In this small country of ours, there are approximately 100 trade unions and it is an accepted fact that responsible trade union leaders would like to see this number reduced. One of the things which we hope to achieve in this Trade Union Bill is to encourage unions to merge. One of the steps which we have taken to encourage the amalgamation of the smaller unions is to provide financial assistance to meet any unusual expenses. Recently, I spoke to a trade unionist in this country and I asked him for his views on trade unions. I told him that a number of people had so far in this debate referred to foreign-based unions here; he was a member of a foreign-based union and when I asked him why he was not in an Irish union he asked me if I was mad. He said that the Irish trade unions were in such a state of shambles that one would need to be mad to join them. This is an unfortunate thing to say. If anything, we have tried in this Bill to get unions to come together.

In my view, it is an impossible situation when employers have to discuss new arrangements with 20 or more different unions in the one job and very often, as we can see in the present strike, people who have no voice in their union are out of work through the actions of a few people. People in this country want to get back to work but they are being prevented from doing so by a minority of people.

The Industrial Relations Bill, as we know, is providing for an expansion of the Labour Court and this is an excellent idea. The trade unions belong to the workers and the position should not be vice versa. It is sometimes the case that the workers are the property of the trade unions and God help anybody who tries to change that position or to intervene in it. It is about time that the average trade unionist thought of looking more closely at what is going on within his union.

Within the past couple of years I remember the Minister for Labour saying that the number of people in any trade union who actually came along to trade union meetings would average about three per cent of the workers. That is a sad situation and the kind of trouble which we have today is a result of the workers not taking a more active line and of not getting to know what the policy of their union is. Something which no one has mentioned is that a strike means a failure. A strike should only be used as a last resort but instead of that, we have strikes first and negotiations afterwards. The seriousness of the present trouble has not yet sunk in with those people who are on strike but later, perhaps, when the result of all this strife is assessed, a very poor light indeed will be shown.

We have here at present just one strike after another. Each time a settlement is reached, a claim comes from another group of workers and if the claim is resisted, a close-down occurs again and so it goes on in a never ending series of strikes. During the past few years and while this legislation was being drafted, I have been reading the Minister's speeches and I have kept many of them.
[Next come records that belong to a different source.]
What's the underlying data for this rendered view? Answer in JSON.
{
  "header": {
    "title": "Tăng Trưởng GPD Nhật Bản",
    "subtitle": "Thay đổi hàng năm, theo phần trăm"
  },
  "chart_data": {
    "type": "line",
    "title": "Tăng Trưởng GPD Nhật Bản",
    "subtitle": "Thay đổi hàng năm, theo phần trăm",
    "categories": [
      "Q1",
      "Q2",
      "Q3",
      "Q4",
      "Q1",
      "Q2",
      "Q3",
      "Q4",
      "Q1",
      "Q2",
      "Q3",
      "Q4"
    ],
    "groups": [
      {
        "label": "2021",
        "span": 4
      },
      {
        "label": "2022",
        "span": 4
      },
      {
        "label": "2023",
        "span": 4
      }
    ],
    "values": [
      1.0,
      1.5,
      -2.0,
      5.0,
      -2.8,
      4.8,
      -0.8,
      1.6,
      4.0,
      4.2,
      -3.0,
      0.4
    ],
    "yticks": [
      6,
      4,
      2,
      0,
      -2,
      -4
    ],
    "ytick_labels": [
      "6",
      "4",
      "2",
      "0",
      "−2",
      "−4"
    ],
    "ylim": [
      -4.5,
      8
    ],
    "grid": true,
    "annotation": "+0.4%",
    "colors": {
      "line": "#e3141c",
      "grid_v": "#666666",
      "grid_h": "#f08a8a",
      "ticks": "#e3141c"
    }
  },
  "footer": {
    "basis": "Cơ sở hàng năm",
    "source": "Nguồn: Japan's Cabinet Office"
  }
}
I have seen the efforts he made to bring about the amalgamation of unions; he has made efforts to get unions to come forward with suggestions as to how he might help them provide better machinery for settling disputes.

In a speech which the Minister made to the workers on the 3rd January of this year, he said:

You will, I trust, not take it amiss if I suggest that loyalty by the members to the idea of trade unions should be always supported by attention to the affairs of the union.

This is what I should like to see happen more and more—that members of the trade unions would pay more attention to what is going on at executive level. I wish to pay tribute to the courageous Jim Dunne.

Debate adjourned.
The Dáil adjourned at 10.30 p.m. until 10.30 a.m. on Thursday, 27th February, 1969.